Ben bakış açımı, nasıl bir yönetim anlayışı sergileyeceğimi kendileriyle paylaştım. Onlar da yeni Meclis’ten, Meclis başkanından beklentilerini ortaya koydular. Olumlu bir ortam oluşacağı kanaatindeyim. Onlara şunu söyledim, birlik beraberlik... Sorunları gidermek için, benim kadar sizin de hassas olmanız lazım. Siz bana yardımcı olursanız, bizim de Meclisimizle ilgili konuları savunmamız çok daha kolaylaşır. Bir kere Anayasa’nın başındaki, tartışılamaz, değiştirilemez hükümleriyle ilgili hiçbir kafa karışıklığı olmaması lazım. Üniter devlet yapısı, ülkemizin devleti ve milleti ile bölünmez bir bütün olduğu gerçeği asla tartışma konusu olmamalıdır.

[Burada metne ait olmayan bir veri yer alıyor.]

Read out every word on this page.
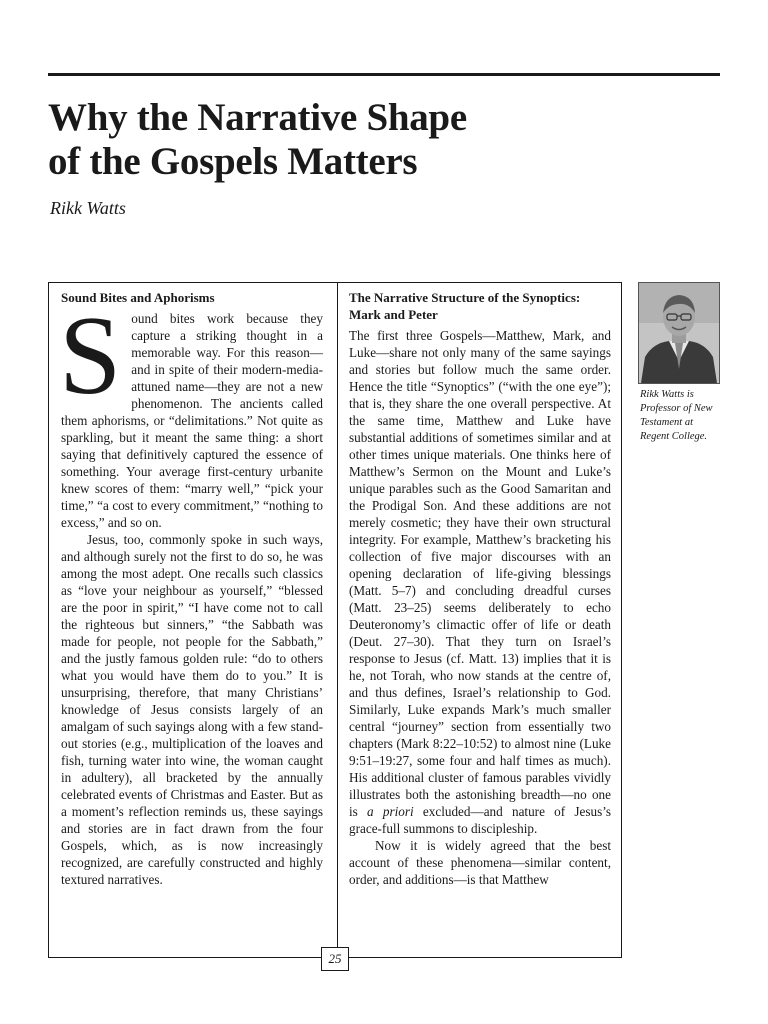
Why the Narrative Shape
of the Gospels Matters

Rikk Watts

Sound Bites and Aphorisms

Sound bites work because they capture a striking thought in a memorable way. For this reason—and in spite of their modern-media-attuned name—they are not a new phenomenon. The ancients called them aphorisms, or “delimitations.” Not quite as sparkling, but it meant the same thing: a short saying that definitively captured the essence of something. Your average first-century urbanite knew scores of them: “marry well,” “pick your time,” “a cost to every commitment,” “nothing to excess,” and so on.

Jesus, too, commonly spoke in such ways, and although surely not the first to do so, he was among the most adept. One recalls such classics as “love your neighbour as yourself,” “blessed are the poor in spirit,” “I have come not to call the righteous but sinners,” “the Sabbath was made for people, not people for the Sabbath,” and the justly famous golden rule: “do to others what you would have them do to you.” It is unsurprising, therefore, that many Christians’ knowledge of Jesus consists largely of an amalgam of such sayings along with a few stand-out stories (e.g., multiplication of the loaves and fish, turning water into wine, the woman caught in adultery), all bracketed by the annually celebrated events of Christmas and Easter. But as a moment’s reflection reminds us, these sayings and stories are in fact drawn from the four Gospels, which, as is now increasingly recognized, are carefully constructed and highly textured narratives.

The Narrative Structure of the Synoptics: Mark and Peter

The first three Gospels—Matthew, Mark, and Luke—share not only many of the same sayings and stories but follow much the same order. Hence the title “Synoptics” (“with the one eye”); that is, they share the one overall perspective. At the same time, Matthew and Luke have substantial additions of sometimes similar and at other times unique materials. One thinks here of Matthew’s Sermon on the Mount and Luke’s unique parables such as the Good Samaritan and the Prodigal Son. And these additions are not merely cosmetic; they have their own structural integrity. For example, Matthew’s bracketing his collection of five major discourses with an opening declaration of life-giving blessings (Matt. 5–7) and concluding dreadful curses (Matt. 23–25) seems deliberately to echo Deuteronomy’s climactic offer of life or death (Deut. 27–30). That they turn on Israel’s response to Jesus (cf. Matt. 13) implies that it is he, not Torah, who now stands at the centre of, and thus defines, Israel’s relationship to God. Similarly, Luke expands Mark’s much smaller central “journey” section from essentially two chapters (Mark 8:22–10:52) to almost nine (Luke 9:51–19:27, some four and half times as much). His additional cluster of famous parables vividly illustrates both the astonishing breadth—no one is a priori excluded—and nature of Jesus’s grace-full summons to discipleship.

Now it is widely agreed that the best account of these phenomena—similar content, order, and additions—is that Matthew

Rikk Watts is Professor of New Testament at Regent College.

25
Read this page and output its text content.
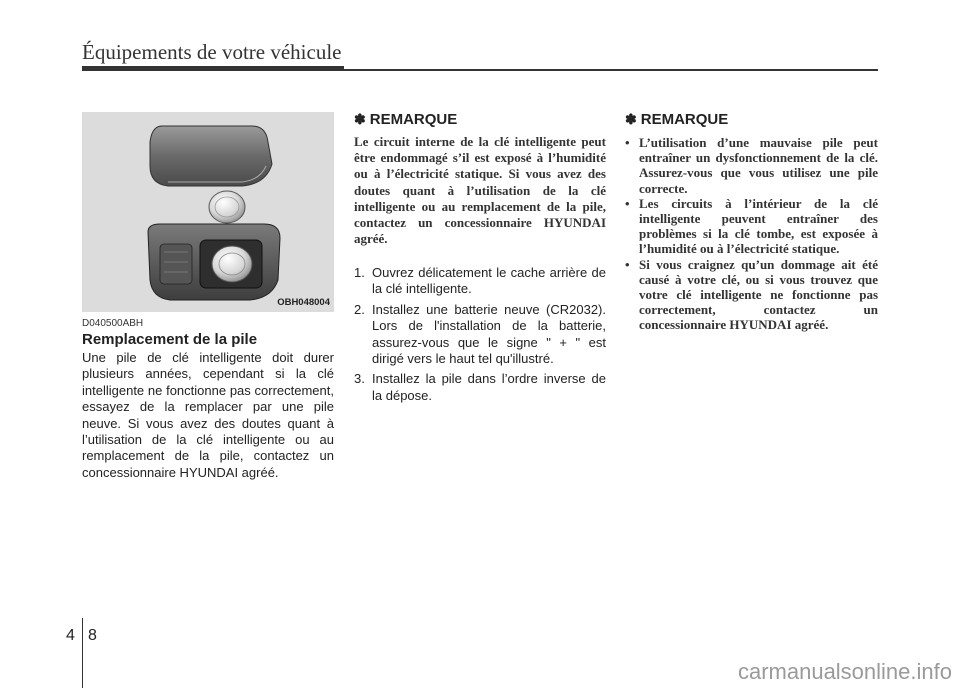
Équipements de votre véhicule
OBH048004
D040500ABH
Remplacement de la pile

Une pile de clé intelligente doit durer plusieurs années, cependant si la clé intelligente ne fonctionne pas correctement, essayez de la remplacer par une pile neuve. Si vous avez des doutes quant à l’utilisation de la clé intelligente ou au remplacement de la pile, contactez un concessionnaire HYUNDAI agréé.

✽ REMARQUE

Le circuit interne de la clé intelligente peut être endommagé s’il est exposé à l’humidité ou à l’électricité statique. Si vous avez des doutes quant à l’utilisation de la clé intelligente ou au remplacement de la pile, contactez un concessionnaire HYUNDAI agréé.

1. Ouvrez délicatement le cache arrière de la clé intelligente.
2. Installez une batterie neuve (CR2032). Lors de l'installation de la batterie, assurez-vous que le signe " + " est dirigé vers le haut tel qu'illustré.
3. Installez la pile dans l’ordre inverse de la dépose.
✽ REMARQUE
• L’utilisation d’une mauvaise pile peut entraîner un dysfonctionnement de la clé. Assurez-vous que vous utilisez une pile correcte.
• Les circuits à l’intérieur de la clé intelligente peuvent entraîner des problèmes si la clé tombe, est exposée à l’humidité ou à l’électricité statique.
• Si vous craignez qu’un dommage ait été causé à votre clé, ou si vous trouvez que votre clé intelligente ne fonctionne pas correctement, contactez un concessionnaire HYUNDAI agréé.
4 8
carmanualsonline.info
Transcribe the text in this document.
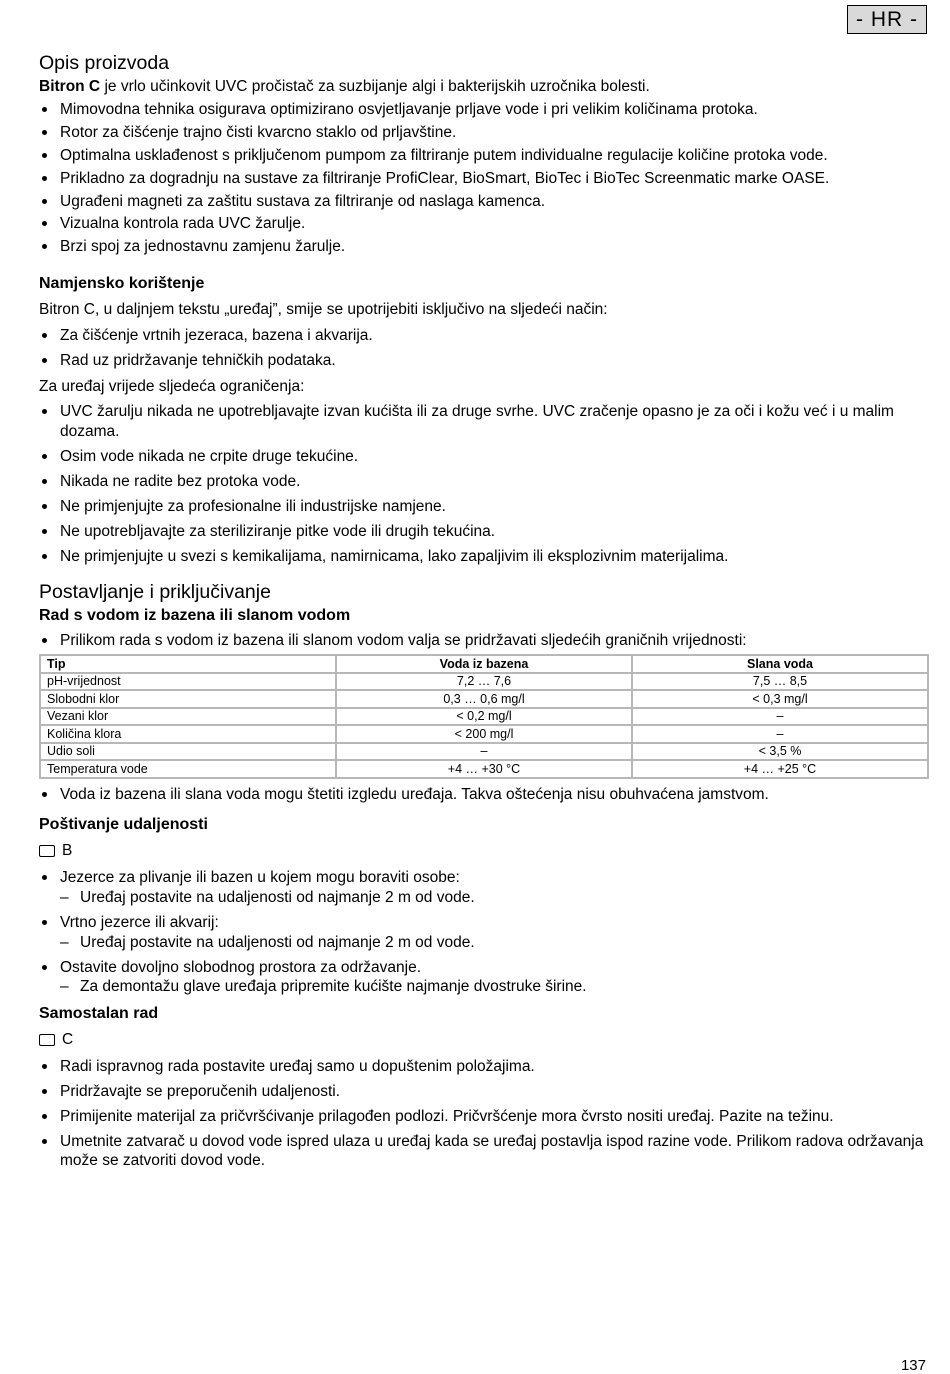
- HR -
Opis proizvoda

Bitron C je vrlo učinkovit UVC pročistač za suzbijanje algi i bakterijskih uzročnika bolesti.

Mimovodna tehnika osigurava optimizirano osvjetljavanje prljave vode i pri velikim količinama protoka.
Rotor za čišćenje trajno čisti kvarcno staklo od prljavštine.
Optimalna usklađenost s priključenom pumpom za filtriranje putem individualne regulacije količine protoka vode.
Prikladno za dogradnju na sustave za filtriranje ProfiClear, BioSmart, BioTec i BioTec Screenmatic marke OASE.
Ugrađeni magneti za zaštitu sustava za filtriranje od naslaga kamenca.
Vizualna kontrola rada UVC žarulje.
Brzi spoj za jednostavnu zamjenu žarulje.
Namjensko korištenje

Bitron C, u daljnjem tekstu „uređaj”, smije se upotrijebiti isključivo na sljedeći način:

Za čišćenje vrtnih jezeraca, bazena i akvarija.
Rad uz pridržavanje tehničkih podataka.

Za uređaj vrijede sljedeća ograničenja:

UVC žarulju nikada ne upotrebljavajte izvan kućišta ili za druge svrhe. UVC zračenje opasno je za oči i kožu već i u malim dozama.
Osim vode nikada ne crpite druge tekućine.
Nikada ne radite bez protoka vode.
Ne primjenjujte za profesionalne ili industrijske namjene.
Ne upotrebljavajte za steriliziranje pitke vode ili drugih tekućina.
Ne primjenjujte u svezi s kemikalijama, namirnicama, lako zapaljivim ili eksplozivnim materijalima.
Postavljanje i priključivanje
Rad s vodom iz bazena ili slanom vodom
Prilikom rada s vodom iz bazena ili slanom vodom valja se pridržavati sljedećih graničnih vrijednosti:
Tip	Voda iz bazena	Slana voda
pH-vrijednost	7,2 … 7,6	7,5 … 8,5
Slobodni klor	0,3 … 0,6 mg/l	< 0,3 mg/l
Vezani klor	< 0,2 mg/l	–
Količina klora	< 200 mg/l	–
Udio soli	–	< 3,5 %
Temperatura vode	+4 … +30 °C	+4 … +25 °C
Voda iz bazena ili slana voda mogu štetiti izgledu uređaja. Takva oštećenja nisu obuhvaćena jamstvom.
Poštivanje udaljenosti
B
Jezerce za plivanje ili bazen u kojem mogu boraviti osobe:
– Uređaj postavite na udaljenosti od najmanje 2 m od vode.
Vrtno jezerce ili akvarij:
– Uređaj postavite na udaljenosti od najmanje 2 m od vode.
Ostavite dovoljno slobodnog prostora za održavanje.
– Za demontažu glave uređaja pripremite kućište najmanje dvostruke širine.
Samostalan rad
C
Radi ispravnog rada postavite uređaj samo u dopuštenim položajima.
Pridržavajte se preporučenih udaljenosti.
Primijenite materijal za pričvršćivanje prilagođen podlozi. Pričvršćenje mora čvrsto nositi uređaj. Pazite na težinu.
Umetnite zatvarač u dovod vode ispred ulaza u uređaj kada se uređaj postavlja ispod razine vode. Prilikom radova održavanja može se zatvoriti dovod vode.
137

- ABD ile yaşanan son krizin ardından muhalefetin Meclis’i acilen toplantıya çağırmanız konusunda bir çağrısı oldu...
Şu anda hükümet, Cumhurbaşkanlığı kendi adımlarını atıyor, alınması gereken tedbirleri alıyor. Tedbirler de olumlu karşılığı buluyor. Ortak duruş derseniz zaten dört parti, HDP hariç, ilk gün bir araya gelerek bir metin yayınladılar. Meclis üzerine düşeni hiç gecikmeden yapmış oldu. Bu aşamada olağanüstü toplantı ihtiyacı gözükmüyor.
Senato’ya, Temsilciler Meclisi’ne yaşanan süreçle ilgili bir mektup yazmayı düşünüyor musunuz?
Onu düşünüyorum. Yakın zamanda bir mektup göndereceğim. Sadece oraya değil. Avrasya coğrafyasında Japonya’dan İspanya’ya kadar ABD yönetiminin bu çıkışı belirli oranda her ülkede tahribat yaptı. Dolayısıyla burada bir ortak şuura, ortak duruşa ihtiyaç var. Japonya’nın Türkiye’de yatırımı var, İspanya’nın Türkiye’de yatırımı var, Almanya’nın yatırımı var, Kore’nin yatırımı var, müteşebbisleri zarar görüyor. Biz tabii ki onlara sahip çıkacağız ama vatandaşı oldukları ülkelerden de bu konuda destek bekliyoruz. Boeing firması niye bir şey yapmıyor? Türkiye önemli bir müşteri. Sesini yükseltmesi lazım. Başkaları da var.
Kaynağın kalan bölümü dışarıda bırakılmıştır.